Geçtiğimiz birkaç ay içinde Batı Şeria bir dizi yoğun askeri operasyona maruz kaldı. İsrail ordusu gece gündüz baskınlar düzenliyor, daha fazla kontrol noktası kuruyor, bölge sakinlerine yaptırımlar uyguluyor ve bir bölgeden diğerine veya bir vilayetten diğerine hareketlerini kısıtlıyor. İsrail polisi çeşitli yollarda konuşlanmış durumda ve Filistinlilere hiç de azımsanmayacak miktarlarda trafik cezaları uyguluyor.

Batı Şeria'nın coğrafi yapısının değiştirilmesi

İsrail askeri operasyonları üç aydır ağırlıklı olarak Cenin Mülteci Kampı’nda, aynı süre zarfında Tulkerim Mülteci Kampı’nda ve yaklaşık 70 gündür Tulkerim vilayetindeki Nur Şems Mülteci Kampı’nda yoğunlaştı. Bu operasyonlar, ‘silahlı terörizmin yuvası’ olarak tanımlanan bu kampların coğrafi yapısını değiştirmeye yönelik olarak evleri buldozerle yıkmayı ve yeni yollar inşa etmeyi içeriyor.

Söz konusu operasyonlar, yaklaşık 18 aydır acımasız bir savaşa maruz kalan Gazze Şeridi'nde yaşananların bir tekrarı olarak on binlerce Filistinlinin bu kamplardan göç etmesine neden oldu. Diğer vilayetlerdeki köyler, kasabalar ve kamplar da her gün daha fazla yerleşim karakolu kuran, yerleşim yolları inşa eden, Filistinli çiftçilere ait ekipmanlara el koyan ve onlara saldırarak aralarında çok sayıda kişinin yaralanmasına neden olan yerleşimcilerin saldırılarına maruz kalıyor.

DFRGTYH
Batı Şeria'nın El Halil kentinde Yahudi yerleşimine bakan bir tepede yürüyen Filistinli adam, 3 Nisan 2025. (AFP)

İsrailli yerleşimciler dün sabah Nablus'un doğusundaki Beyt Decen köyünde bir elektrik hattını uzatmak için çalışırken Filistinlilerin ekipmanlarına ve üç kamyona el koydu. Başka bir grup yerleşimci de Ürdün Vadisi'nin kuzeyinde mahsulleri sulamak için kullanılan su pompalarını çaldı.
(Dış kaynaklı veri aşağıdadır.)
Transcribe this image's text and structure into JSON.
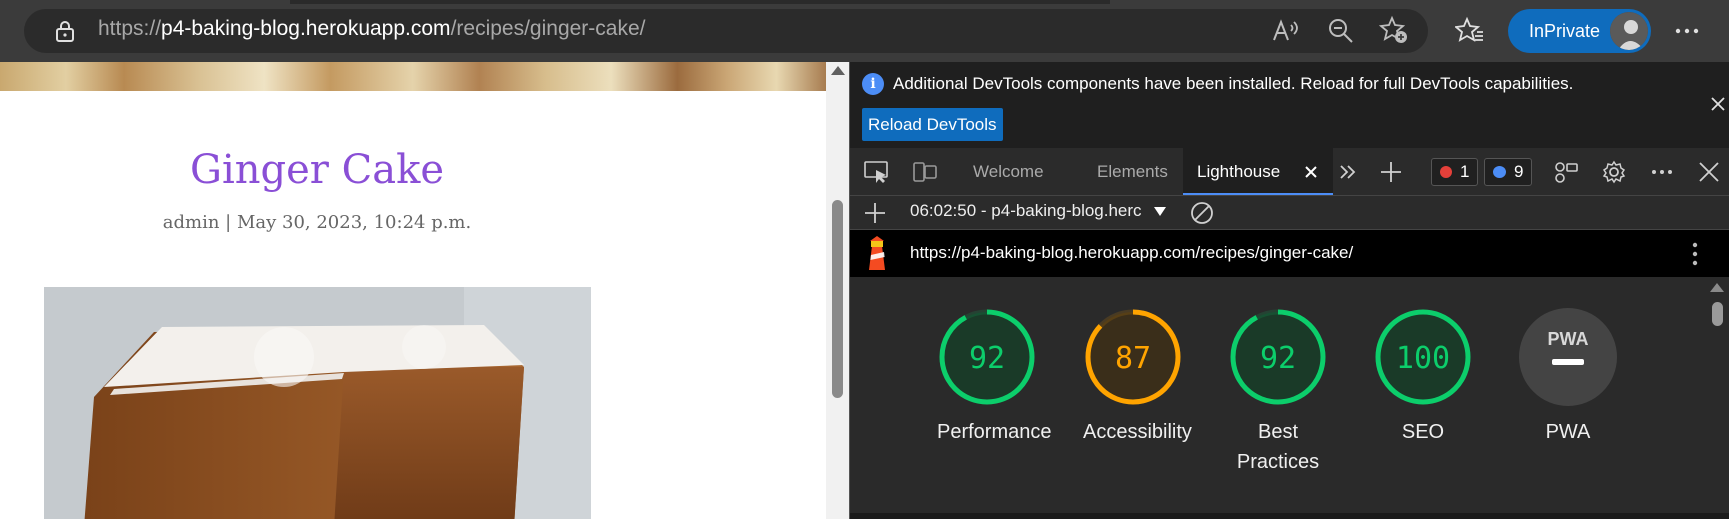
{
  "browser": {
    "url_prefix": "https://",
    "url_host": "p4-baking-blog.herokuapp.com",
    "url_path": "/recipes/ginger-cake/",
    "inprivate_label": "InPrivate",
    "icons": [
      "lock-icon",
      "read-aloud-icon",
      "zoom-out-icon",
      "add-favorite-icon",
      "favorites-icon",
      "more-icon"
    ]
  },
  "page": {
    "title": "Ginger Cake",
    "meta": "admin | May 30, 2023, 10:24 p.m."
  },
  "devtools": {
    "info_message": "Additional DevTools components have been installed. Reload for full DevTools capabilities.",
    "reload_button": "Reload DevTools",
    "tabs": {
      "welcome": "Welcome",
      "elements": "Elements",
      "lighthouse": "Lighthouse"
    },
    "error_count": "1",
    "message_count": "9",
    "report_select": "06:02:50 - p4-baking-blog.herc",
    "report_url": "https://p4-baking-blog.herokuapp.com/recipes/ginger-cake/",
    "scores": [
      {
        "label": "Performance",
        "score": "92",
        "value": 92,
        "color": "#0cce6b"
      },
      {
        "label": "Accessibility",
        "score": "87",
        "value": 87,
        "color": "#ffa400"
      },
      {
        "label": "Best Practices",
        "score": "92",
        "value": 92,
        "color": "#0cce6b"
      },
      {
        "label": "SEO",
        "score": "100",
        "value": 100,
        "color": "#0cce6b"
      },
      {
        "label": "PWA",
        "score": "",
        "value": null,
        "color": "#777777"
      }
    ],
    "pwa_badge_text": "PWA"
  }
}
Filistinlilere göre yerleşimciler tarafından gerçekleştirilen bu saldırıların çoğu İsrail ordusunun koruması altında gerçekleştiriliyor. Bu durum, Tel Aviv'de yerleşimi ve yerleşimcileri teşvik eden Bezalel Smotrich ve Itamar Ben-Gvir gibi aşırılık yanlısı bakanların yer aldığı aşırı sağcı hükümet altında bu tür saldırıları meşrulaştırarak İsrail'de açık ve net bir yaklaşım değişikliğine işaret ediyor.